Institutions are sweeping up Bitcoin, breaking through $99,000! BlackRock leads the charge in frantic buying, and Wall Street bigwigs can’t sit still. This time, even Ethereum has been left behind, and market rules have been completely broken; the familiar script has utterly failed. Is this the new era’s bull market play?

Looking back at history, each bull market has its unique rhythm. Bitcoin leads the way, Ethereum takes the baton, and finally, altcoins celebrate; this has been the "iron law" of the crypto market. But this time, everything has changed.

The frenzied buying by giants like BlackRock and MicroStrategy has completely altered the market landscape. From their actions, it’s clear that these institutional investors have unprecedented confidence in Bitcoin. Even traditional financial bigwigs, who were previously skeptical, are now starting to shift their positions. No wonder we had to raise our Bitcoin target price from $120,000 to $140,000; even this target now seems conservative under the current circumstances.

It is particularly noteworthy that this round of price increase is entirely institution-led. Unlike the previous frenzied speculation driven by retail investors, institutional funds focus more on long-term holding and value investing. This means that Bitcoin's price support will be more solid, and the risk of a sharp decline will relatively decrease.

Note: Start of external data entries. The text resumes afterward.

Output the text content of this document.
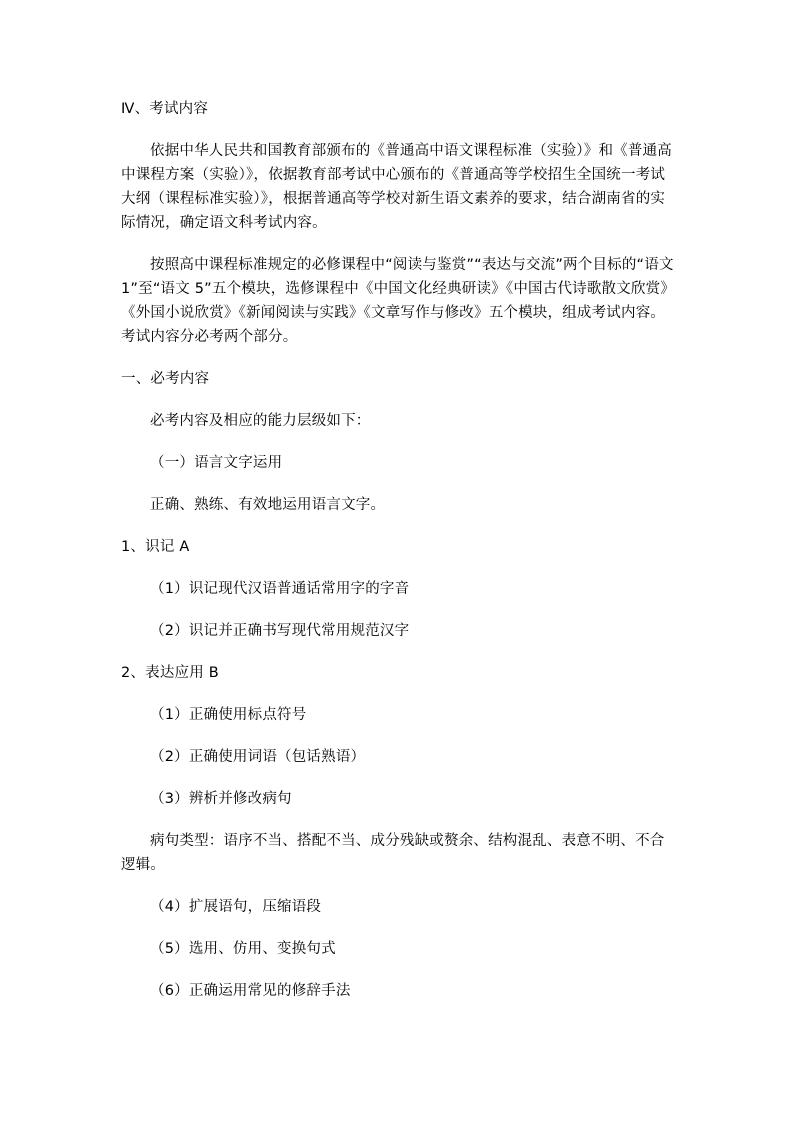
Ⅳ、考试内容

依据中华人民共和国教育部颁布的《普通高中语文课程标准（实验）》和《普通高中课程方案（实验）》，依据教育部考试中心颁布的《普通高等学校招生全国统一考试大纲（课程标准实验）》，根据普通高等学校对新生语文素养的要求，结合湖南省的实际情况，确定语文科考试内容。

按照高中课程标准规定的必修课程中“阅读与鉴赏”“表达与交流”两个目标的“语文 1”至“语文 5”五个模块，选修课程中《中国文化经典研读》《中国古代诗歌散文欣赏》《外国小说欣赏》《新闻阅读与实践》《文章写作与修改》五个模块，组成考试内容。考试内容分必考两个部分。

一、必考内容

必考内容及相应的能力层级如下：

（一）语言文字运用

正确、熟练、有效地运用语言文字。

1、识记 A

（1）识记现代汉语普通话常用字的字音

（2）识记并正确书写现代常用规范汉字

2、表达应用 B

（1）正确使用标点符号

（2）正确使用词语（包话熟语）

（3）辨析并修改病句

病句类型：语序不当、搭配不当、成分残缺或赘余、结构混乱、表意不明、不合逻辑。

（4）扩展语句，压缩语段

（5）选用、仿用、变换句式

（6）正确运用常见的修辞手法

However, some unusual phenomena have also emerged in the market: Bitcoin stands out, while Ethereum and other altcoins have yet to keep up. This anomaly further confirms the selective entry of institutional funds. However, as long as Bitcoin can continue to maintain its strength, it’s only a matter of time before Ethereum breaks through $3,500 and challenges $3,800 or even higher. At that time, perhaps it will be the celebration moment for altcoins.

What’s even more surprising is that this market rhythm has advanced by at least three months. The trend that was originally expected to appear in March next year is now already beginning to take shape. This change in rhythm has forced many investors to reassess their strategies.

In the face of such rapid changes, it is crucial to remain calm. I have reduced my position from 75% to 60%. This allocation ensures that I won’t miss out on the upward trend while leaving enough ammunition for a possible pullback. After all, in this market, surviving is the key to making big money.